Because she is a Black woman, it takes her a whole year to enlist, but she finally arrives in coastal South Carolina to join the command of Major General David Hunter. Hunter is unofficially building the first Black regiment in the Union Army. Like Harriet, he believes that the war cannot be won without the help of Southern Black people rising up against their oppressors, and he asks Harriet to act as a liaison with the Black communities in the area. Harriet helps teach local people skills and trades that they can use to earn money, and she is pleased as hospitals, schools, and housing are established for the formerly enslaved. Hunter asks Harriet to act as a scout, using her understanding of how to move undetected throughout the countryside to secretly travel farther into the interior of the state, which is still held by the Confederacy, and report on the location of the rebel troops.
On January 1, 1863, President Lincoln signs the Emancipation Proclamation, declaring that all Black residents of Confederate states are legally free. Hunter’s Black regiment is subsequently made an official part of the nation’s army. Soon, several more such units form, and the Union Army makes progress in moving inland from the coast. In 1864, General Sherman begins his March to the Sea, moving Union troops from Tennessee through Georgia and toward South Carolina’s interior. Hunter knows that the war is now all but won, and he sends Harriet home to Auburn to visit her parents. Because the family’s finances are always precarious, Rit asks Harriet where her pay from the Army is. Harriet explains that once Black troops were made official, the Army offered them much lower pay than the white troops. Black soldiers—including Harriet—refused to draw this insulting pay, saying they would fight for free until all soldiers were paid equally. Harriet has paperwork showing what she is owed, and she intends to collect it.
When Harriet meets with Secretary of State William Seward, he tells her that he can only get her back pay for her if she stays in the Army. He offers Harriet a new posting, but before she can get there, a group of women from the Sanitary Commission persuades her that her help is urgently needed in the Black hospitals of Virginia, which are in deplorable condition.
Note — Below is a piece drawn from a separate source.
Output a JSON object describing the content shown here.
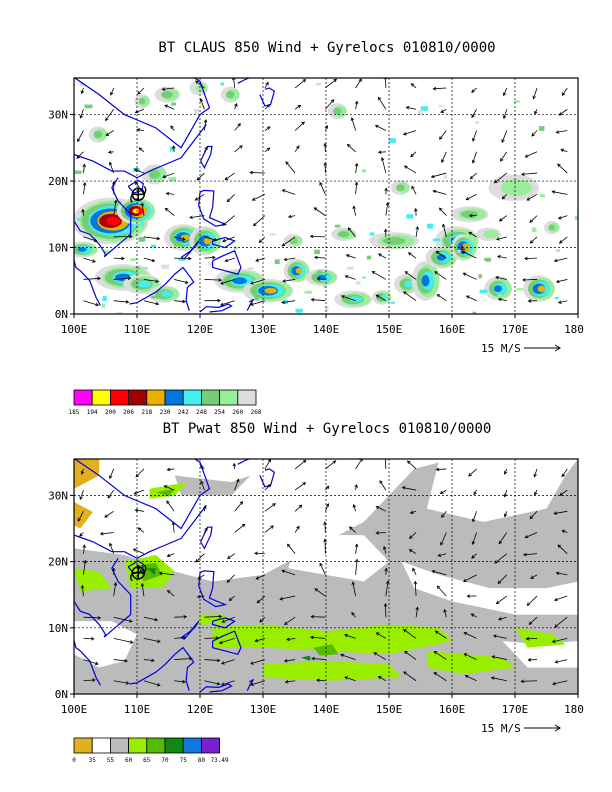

Harriet chooses to go to Virginia, where she works to improve the hospitals until 1865. That April, Lincoln is assassinated. In the summer, Harriet returns to Auburn for good. She continues to serve the public by taking needy people into her home and opening two Black schools. In 1869, she marries a former soldier, Nelson Davis. Rit and Ben pass away, and in 1888, Nelson also dies. Harriet stays busy, founding a church, starting a home for the elderly, and working on behalf of women’s suffrage and the temperance movement. Because the money she can earn raising chickens and selling vegetables is not enough, she engages in a years-long fight to get her back pay from the government and allows a neighbor, Sarah Bradford, to write and sell her biography. In 1913, Harriet passes away at home, surrounded by her loved ones.